The ProductWiki blog has published the results of an A-B test in which they find that Shopping.com Merchant Listings outperforms Google AdSense by a factor of 4.6, in terms of revenue returned to publishers.
The primary reason given by ProductWiki for this difference is relevance. Google attempts to determine the most relevant ads with no help from the publisher. Shopping.com allows publishers to provide hints about the products being discussed in the content so that Shopping.com can serve up ads and images for those products.
Shopping.com AdSense Clickthrough rate (%) 29% 6.5% Revenue per click ($/click) $0.21 $0.19 eCPM ($/1000 impressions) $59 $13 You would expect to see very relevant results [on Adsense] since the theme of our site is consumer products, but it’s often not the case. In the above example [for the Creative Zen Vision MP3 player], we see an ad for “creative products” and for a Zen Vision case, not exactly what we were going for…
Google does have something that Shopping.com does not – breadth. Their database of ads is much more extensive than anything Shopping.com has to offer beyond products; they have ads for blogs, publishers, services, etc. So how do you get the best of both worlds: the relevancy and style of Shopping.com ads coupled with the breadth of Google AdSense? Simple. Google needs to allow publishers to control what ads are displayed and how they are styled. Another possible improvement is to allow advertisers to classify their ads across broad categories (product, service, blog, etc.) and then publishers could exclusively select ads from those categories.

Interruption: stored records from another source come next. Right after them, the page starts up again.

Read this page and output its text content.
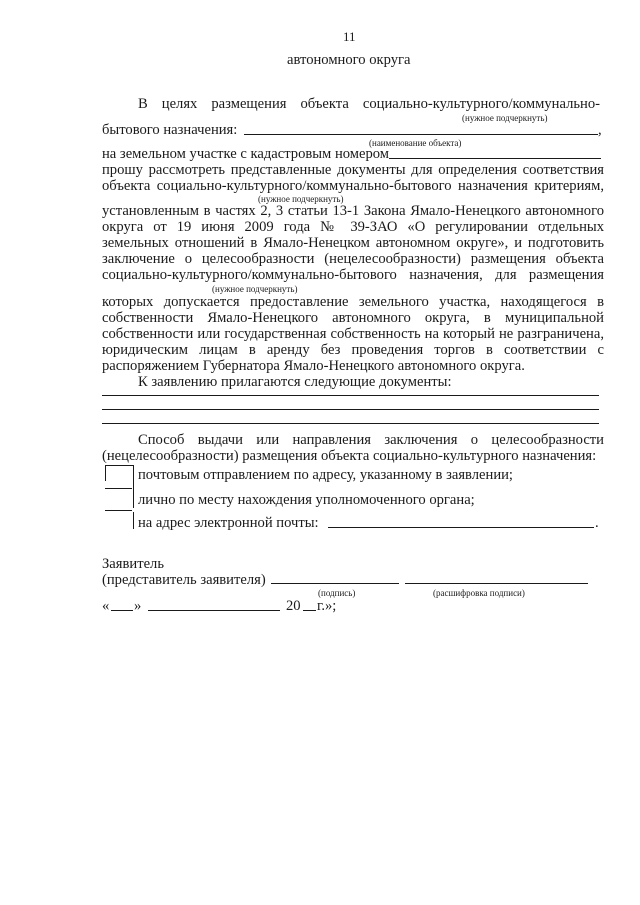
11
автономного округа
В целях размещения объекта социально-культурного/коммунально-
(нужное подчеркнуть)
бытового назначения:	,
(наименование объекта)
на земельном участке с кадастровым номером
прошу рассмотреть представленные документы для определения соответствия
объекта социально-культурного/коммунально-бытового назначения критериям,
(нужное подчеркнуть)
установленным в частях 2, 3 статьи 13-1 Закона Ямало-Ненецкого автономного
округа от 19 июня 2009 года № 39-ЗАО «О регулировании отдельных
земельных отношений в Ямало-Ненецком автономном округе», и подготовить
заключение о целесообразности (нецелесообразности) размещения объекта
социально-культурного/коммунально-бытового назначения, для размещения
(нужное подчеркнуть)
которых допускается предоставление земельного участка, находящегося в
собственности Ямало-Ненецкого автономного округа, в муниципальной
собственности или государственная собственность на который не разграничена,
юридическим лицам в аренду без проведения торгов в соответствии с
распоряжением Губернатора Ямало-Ненецкого автономного округа.
К заявлению прилагаются следующие документы:
Способ выдачи или направления заключения о целесообразности
(нецелесообразности) размещения объекта социально-культурного назначения:
почтовым отправлением по адресу, указанному в заявлении;
лично по месту нахождения уполномоченного органа;
на адрес электронной почты:	.
Заявитель
(представитель заявителя)
(подпись)	(расшифровка подписи)
« »	20 г.»;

Google’s bias has always been to assume that they are smarter than the publisher at selecting ads, and to rely upon textual and link analysis rather than trusting in metadata. This approach will only carry you so far, as seen in the relevance challenges described here.
Eric Giguere has followed up with some good suggestions on how to improve the effectiveness of the ProductWiki campaign, such as using section targeting to help Adsense identify the relevant sections of the page.
With Google AdSense is taking hints about most relevant sections of a page, it seems a small additional step for it to take hints about the most relevant kinds of ads to display.
While not all content publishers will be able to provide accurate hints, the Shopping.com results show the considerable benefits that result when ad hints are applied effectively, as suggested by the ProductWiki blog.
Either Google AdWords and AdSense will grow as a platform that allows publishers and third parties to contribute domain specific intelligence to matching the right ads to the right content, or alternative contextual networks will establish strong beachheads in different verticals.